Our third injunction in this first move from the top was, Make no effort to move the club.
The club, of course, will move. It will be moved by the shoulders. What we mean is that no effort should be made with the wrists, hands, or arms to make the club move. That is the important point. If we could turn the arms, hands, and wrists into wood for a fraction of a second as the downswing begins, it would be perfect.
Then they and the club would be "frozen" into one solid unit and they would all start down together in one piece, motivated by the rocking, turning shoulders. Then if, with some electronic impulse, we could switch them back to life again as the hands got down to about the hip position, we would have the perfect movement. The whole downward action is initiated by the lateral movement of the hips to the left. Since at the top we are in a tightly coiled position, this hip action causes the shoulders to rock to the right and turn.
The rocking action, with the left shoulder coming up and the right going down, is what moves the arms and the club. If the right shoulder comes down (rocks slightly) as it begins to turn, it brings the upper right arm against the right side and the swing starts down on an inside line. It is when the shoulders turn, throwing the right shoulder high and out toward the ball, that the swing goes outside. Keeping the head back helps the slight rocking action which brings the right shoulder down.
One of the most important things in golf is making this .first movement from the top without letting the angle between the shaft and the left arm open. The peculiar thing about it is that if the hip, shoulder, and hand actions are correct, the angle will not open. If they are wrong, it will.
The instant the right shoulder starts to move out high toward the ball, the arm-shaft angle begins to open, even if no effort is made by the hands to swing the club.
Most of the time the angle is opened up because the hands are trying to do something with the club. But even without the hands doing anything the angle will still open if the wrong shoulder action is made.
The start down from the top can be visualized in several ways. You can think of it as the "wooden freeze" just mentioned, a momentary period during which nothing happens except what is motivated by the hips.
You can also imagine a triangle, formed on two sides by the shaft of the club and the left arm, with the third side an imaginary line from the dub head to the point of the left shoulder. From the top this triangle must be tilted and brought down a ways without changing the length of the imaginary side.
This we call the "eternal triangle," because it must be retained as long as possible. As the speed of the club head increases, the imaginary side of the triangle lengthens, of course, and the arm-shaft angle starts to open up. But the triangle should be kept constant as long as possible.

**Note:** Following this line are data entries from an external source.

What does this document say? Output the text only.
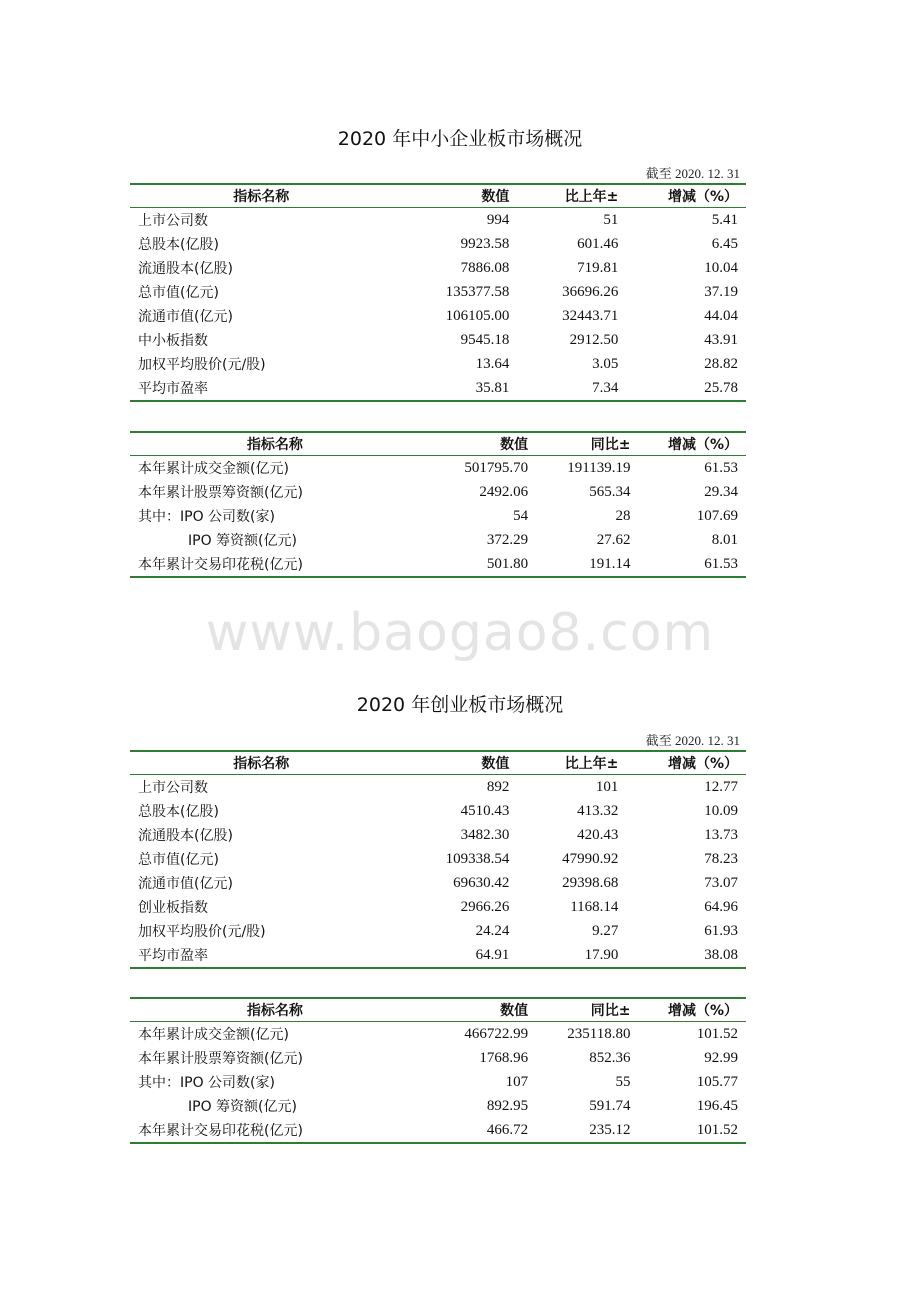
2020 年中小企业板市场概况
截至 2020. 12. 31
指标名称	数值	比上年±	增减（%）
上市公司数	994	51	5.41
总股本(亿股)	9923.58	601.46	6.45
流通股本(亿股)	7886.08	719.81	10.04
总市值(亿元)	135377.58	36696.26	37.19
流通市值(亿元)	106105.00	32443.71	44.04
中小板指数	9545.18	2912.50	43.91
加权平均股价(元/股)	13.64	3.05	28.82
平均市盈率	35.81	7.34	25.78
指标名称	数值	同比±	增减（%）
本年累计成交金额(亿元)	501795.70	191139.19	61.53
本年累计股票筹资额(亿元)	2492.06	565.34	29.34
其中：IPO 公司数(家)	54	28	107.69
IPO 筹资额(亿元)	372.29	27.62	8.01
本年累计交易印花税(亿元)	501.80	191.14	61.53
www.baogao8.com
2020 年创业板市场概况
截至 2020. 12. 31
指标名称	数值	比上年±	增减（%）
上市公司数	892	101	12.77
总股本(亿股)	4510.43	413.32	10.09
流通股本(亿股)	3482.30	420.43	13.73
总市值(亿元)	109338.54	47990.92	78.23
流通市值(亿元)	69630.42	29398.68	73.07
创业板指数	2966.26	1168.14	64.96
加权平均股价(元/股)	24.24	9.27	61.93
平均市盈率	64.91	17.90	38.08
指标名称	数值	同比±	增减（%）
本年累计成交金额(亿元)	466722.99	235118.80	101.52
本年累计股票筹资额(亿元)	1768.96	852.36	92.99
其中：IPO 公司数(家)	107	55	105.77
IPO 筹资额(亿元)	892.95	591.74	196.45
本年累计交易印花税(亿元)	466.72	235.12	101.52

We have said several times that the arm-club angle should be held as long as possible. From our use of the words keep, hold, and retain, you may have gotten the idea that a conscious physical effort must be made to hold this angle. This is not true. What we mean is, if the swing is right, the angle will automatically be preserved, until late in the downswing. So, when we say the angle must be held, we mean that you must work on attaining the correct hip, shoulder, and hand motion which will permit the wrists to remain cocked and the angle preserved. Do nothing, in any event, to get rid of the wrist cock.